Due to the hardships endured, the Cuban people were able to reduce their energy consumption by about 50 percent over a four year period. This was not necessarily an altruistic goal, but one of necessity, and ultimately an effort that brought the island nation together as a large community. They learned some hard lessons that the rest of us can use to our advantage. The Cuban government made efficient products available to everyone for free or at much reduced prices, including lights, refrigerators, pressure cookers, and bicycles. And now, possibly, induction cook stoves.

How Induction Cooking Works

Induction cook stoves have no heating element and so do not get hot. They work by generating a high frequency (20 to 60 kilohertz) electric current, and inducing a magnetic field into the cookware itself. The metallic cookware receiving this induced energy is essentially the second “conductor” in this electromagnetic “circuit”, and the internal resistance of the cookware is what creates the heat. The type of pots and pans you use will have an effect on efficiency, and only cookware with iron in it will work with today’s induction cook tops. If in doubt, check the pot or pan in question with a magnet. If it’s magnetic, it should work well with induction cooking.
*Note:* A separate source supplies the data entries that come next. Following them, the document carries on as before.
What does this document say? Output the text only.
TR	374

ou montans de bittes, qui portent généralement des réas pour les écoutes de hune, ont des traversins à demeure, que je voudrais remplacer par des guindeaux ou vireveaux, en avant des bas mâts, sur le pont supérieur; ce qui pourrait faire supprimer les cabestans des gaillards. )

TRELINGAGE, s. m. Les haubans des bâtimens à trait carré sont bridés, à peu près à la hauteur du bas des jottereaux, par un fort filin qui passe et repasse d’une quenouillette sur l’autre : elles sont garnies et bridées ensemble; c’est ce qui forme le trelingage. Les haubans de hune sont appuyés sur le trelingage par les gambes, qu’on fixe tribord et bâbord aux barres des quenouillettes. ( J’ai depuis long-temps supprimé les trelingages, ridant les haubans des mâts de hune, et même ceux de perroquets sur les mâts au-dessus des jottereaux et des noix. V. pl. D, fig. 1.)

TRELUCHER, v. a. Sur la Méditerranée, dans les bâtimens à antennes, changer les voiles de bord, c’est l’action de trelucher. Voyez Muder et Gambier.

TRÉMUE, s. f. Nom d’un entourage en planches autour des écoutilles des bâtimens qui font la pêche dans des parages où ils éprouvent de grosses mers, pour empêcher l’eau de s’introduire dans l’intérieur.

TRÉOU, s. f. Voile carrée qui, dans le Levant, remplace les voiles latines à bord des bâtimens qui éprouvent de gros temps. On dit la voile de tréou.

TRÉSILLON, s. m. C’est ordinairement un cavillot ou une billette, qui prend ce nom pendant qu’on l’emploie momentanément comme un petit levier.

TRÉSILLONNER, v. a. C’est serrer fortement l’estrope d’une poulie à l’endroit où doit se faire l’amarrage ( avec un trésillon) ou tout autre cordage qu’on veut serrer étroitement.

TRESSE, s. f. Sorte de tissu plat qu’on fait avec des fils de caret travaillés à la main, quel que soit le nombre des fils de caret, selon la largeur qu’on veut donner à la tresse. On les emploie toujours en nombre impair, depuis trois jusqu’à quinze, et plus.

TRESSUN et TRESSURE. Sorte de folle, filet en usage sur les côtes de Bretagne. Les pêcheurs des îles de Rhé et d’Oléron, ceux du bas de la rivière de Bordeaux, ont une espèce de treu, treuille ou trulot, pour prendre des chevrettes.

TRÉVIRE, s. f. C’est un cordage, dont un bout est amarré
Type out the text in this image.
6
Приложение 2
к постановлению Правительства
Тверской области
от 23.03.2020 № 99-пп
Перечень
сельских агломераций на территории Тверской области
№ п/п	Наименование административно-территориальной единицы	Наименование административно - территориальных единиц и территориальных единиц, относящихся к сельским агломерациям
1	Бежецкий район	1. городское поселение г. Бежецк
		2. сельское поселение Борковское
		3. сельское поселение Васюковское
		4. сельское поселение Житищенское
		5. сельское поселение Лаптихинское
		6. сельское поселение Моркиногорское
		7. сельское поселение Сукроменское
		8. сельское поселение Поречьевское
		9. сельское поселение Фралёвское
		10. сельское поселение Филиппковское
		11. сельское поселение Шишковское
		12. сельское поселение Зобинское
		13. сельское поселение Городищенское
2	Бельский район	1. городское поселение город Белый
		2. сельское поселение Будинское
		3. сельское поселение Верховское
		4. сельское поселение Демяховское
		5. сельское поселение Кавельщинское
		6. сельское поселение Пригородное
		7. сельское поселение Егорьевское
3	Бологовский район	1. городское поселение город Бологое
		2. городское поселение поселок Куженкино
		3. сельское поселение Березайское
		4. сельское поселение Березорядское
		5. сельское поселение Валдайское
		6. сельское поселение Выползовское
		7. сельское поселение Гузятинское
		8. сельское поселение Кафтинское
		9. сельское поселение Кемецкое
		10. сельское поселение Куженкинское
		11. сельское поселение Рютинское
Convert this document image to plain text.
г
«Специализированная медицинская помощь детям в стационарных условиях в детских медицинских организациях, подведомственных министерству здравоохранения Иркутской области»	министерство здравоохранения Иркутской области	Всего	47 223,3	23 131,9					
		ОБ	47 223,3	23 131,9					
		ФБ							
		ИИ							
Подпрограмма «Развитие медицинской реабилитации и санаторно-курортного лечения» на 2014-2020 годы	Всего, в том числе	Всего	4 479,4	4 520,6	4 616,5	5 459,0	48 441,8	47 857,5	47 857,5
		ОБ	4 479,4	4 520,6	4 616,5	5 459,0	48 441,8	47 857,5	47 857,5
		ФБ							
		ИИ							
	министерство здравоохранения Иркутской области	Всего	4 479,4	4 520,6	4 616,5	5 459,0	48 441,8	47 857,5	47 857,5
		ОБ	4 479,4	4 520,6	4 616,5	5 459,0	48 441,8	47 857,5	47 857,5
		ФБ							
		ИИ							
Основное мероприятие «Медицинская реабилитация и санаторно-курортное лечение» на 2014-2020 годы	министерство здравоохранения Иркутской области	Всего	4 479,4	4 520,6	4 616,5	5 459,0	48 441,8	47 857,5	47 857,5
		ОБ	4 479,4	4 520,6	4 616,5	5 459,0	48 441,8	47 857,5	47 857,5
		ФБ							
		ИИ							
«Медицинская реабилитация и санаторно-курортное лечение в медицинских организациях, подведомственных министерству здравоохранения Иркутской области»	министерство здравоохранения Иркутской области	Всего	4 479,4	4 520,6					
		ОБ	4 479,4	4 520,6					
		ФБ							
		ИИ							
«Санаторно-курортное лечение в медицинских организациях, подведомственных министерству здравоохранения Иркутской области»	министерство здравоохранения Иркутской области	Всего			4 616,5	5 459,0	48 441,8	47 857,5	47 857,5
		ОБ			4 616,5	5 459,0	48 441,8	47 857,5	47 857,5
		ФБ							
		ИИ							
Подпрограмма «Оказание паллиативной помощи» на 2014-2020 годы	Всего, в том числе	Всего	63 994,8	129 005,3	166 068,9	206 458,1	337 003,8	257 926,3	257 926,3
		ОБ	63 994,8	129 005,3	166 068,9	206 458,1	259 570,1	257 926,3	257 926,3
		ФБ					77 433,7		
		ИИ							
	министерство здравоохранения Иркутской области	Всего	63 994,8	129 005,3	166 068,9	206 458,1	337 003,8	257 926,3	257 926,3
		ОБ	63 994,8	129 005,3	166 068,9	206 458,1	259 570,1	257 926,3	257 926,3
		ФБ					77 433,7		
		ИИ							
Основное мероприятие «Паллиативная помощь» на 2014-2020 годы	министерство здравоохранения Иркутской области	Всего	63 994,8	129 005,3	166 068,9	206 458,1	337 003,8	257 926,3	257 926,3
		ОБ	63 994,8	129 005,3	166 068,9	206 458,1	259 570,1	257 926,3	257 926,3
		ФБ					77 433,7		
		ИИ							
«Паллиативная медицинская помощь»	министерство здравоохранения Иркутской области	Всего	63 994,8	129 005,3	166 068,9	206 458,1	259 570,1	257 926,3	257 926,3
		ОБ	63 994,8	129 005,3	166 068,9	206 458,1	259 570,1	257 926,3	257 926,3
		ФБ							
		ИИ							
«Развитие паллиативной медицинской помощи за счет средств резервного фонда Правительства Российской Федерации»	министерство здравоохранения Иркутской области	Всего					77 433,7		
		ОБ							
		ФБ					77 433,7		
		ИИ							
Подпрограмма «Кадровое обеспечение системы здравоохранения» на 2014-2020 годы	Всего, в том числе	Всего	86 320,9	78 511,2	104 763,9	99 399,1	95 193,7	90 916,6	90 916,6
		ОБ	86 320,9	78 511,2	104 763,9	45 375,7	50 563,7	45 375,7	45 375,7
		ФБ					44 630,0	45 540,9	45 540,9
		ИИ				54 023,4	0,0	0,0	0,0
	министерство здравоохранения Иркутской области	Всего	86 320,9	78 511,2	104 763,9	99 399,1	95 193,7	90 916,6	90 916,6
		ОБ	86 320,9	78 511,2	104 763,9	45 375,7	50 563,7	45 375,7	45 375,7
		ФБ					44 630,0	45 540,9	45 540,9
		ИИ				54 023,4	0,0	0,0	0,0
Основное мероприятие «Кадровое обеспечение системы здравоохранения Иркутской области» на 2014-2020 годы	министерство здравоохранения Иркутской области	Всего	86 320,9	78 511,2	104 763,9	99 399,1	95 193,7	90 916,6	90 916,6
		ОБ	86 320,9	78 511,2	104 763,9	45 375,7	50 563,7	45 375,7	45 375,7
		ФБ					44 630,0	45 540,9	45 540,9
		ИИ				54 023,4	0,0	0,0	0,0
Pros and Cons of Induction Cooking

The lack of a conventional and relatively inefficient heating element or burner makes kitchens safer and cooler. Users report faster heating times, and because the cookware itself becomes the source of heat for the food it contains, more even heating can be expected. Other benefits include easy to clean surfaces, precision temperature control, and very low temperature settings. If you use a pressure cooker, beware that using an induction cook top requires some modifications to your approach.